Redmond's solution has been different, with the Xbox offering software features to tidy digital clutter and the aforementioned support for external storage. On an anecdotal note, a year in with my personal One X I have a dozen of the latest first-party and big budget games installed. I currently have 50GB free -- not enough for the next AAA release -- and none of the games have extraneous bits I can delete to free up space.

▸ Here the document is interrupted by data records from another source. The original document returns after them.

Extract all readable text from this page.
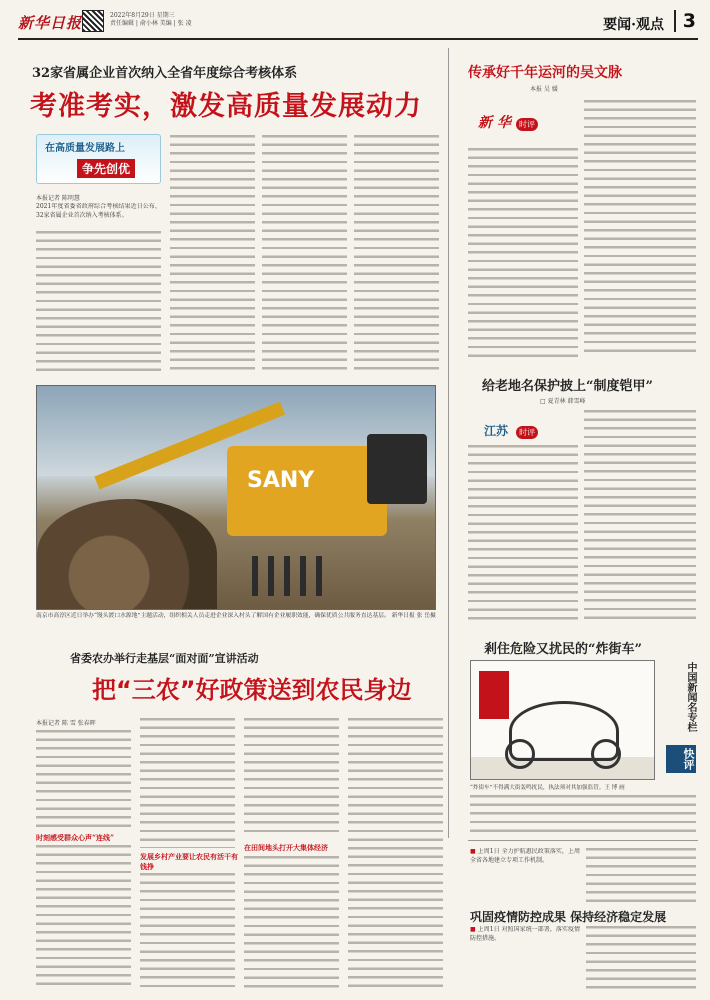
新华日报	2022年8月29日 星期三
责任编辑 | 俞小林 美编 | 张 凌	要闻·观点 3
32家省属企业首次纳入全省年度综合考核体系
考准考实，激发高质量发展动力
在高质量发展路上
争先创优
本报记者 陈明慧
2021年度省委省政府综合考核结果近日公布，32家省属企业首次纳入考核体系。
SANY
南京市高淳区近日举办“馒头渡口水源地”主题活动，组织相关人员走进企业深入村头了解国有企业履职效能，确保优质公共服务直达基层。 新华日报 张 岳摄
省委农办举行走基层“面对面”宣讲活动
把“三农”好政策送到农民身边
本报记者 陈 雪 张春晖
时刻感受群众心声“连线”
发展乡村产业要让农民有活干有钱挣
在田间地头打开大集体经济
传承好千年运河的吴文脉
本报 吴 媛
新 华 时评
给老地名保护披上“制度铠甲”
□ 夏青林 韩雪峰
江苏 时评
剎住危险又扰民的“炸街车”
中国新闻名专栏
快评
“炸街车”不得满大街轰鸣扰民，执法须对其加强监管。王 博 画
■ 上周1日 全力护航惠民政策落实，上周全省各地建立专项工作机制。
巩固疫情防控成果 保持经济稳定发展
■ 上周1日 对照国家统一部署，落实疫情防控措施。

Last year, Microsoft spent a bulk of its time crowing that the One X was the most powerful Xbox ever made. The company leaned heavily on the brawny legacy of the original Xbox, which featured a seemingly bottomless 8GB hard drive. The limited Project Scorpio Edition pushed that line even further, with packaging reminiscent of the 17 year-old hardware. Aside from a graphic on the pack-in gamepad and a subtle gradient paint-job on the console itself though, there wasn't anything different where it counted.

Microsoft has been offering storage choices since the days of the Xbox 360. Given the ridiculously powerful GPU, custom vapor chamber and other high-tech accoutrements that come with the Xbox One X, not offering its hardest core gamers the chance to pony up $50 for a hard drive that can store more than a dozen games seems like a strange place to draw the line.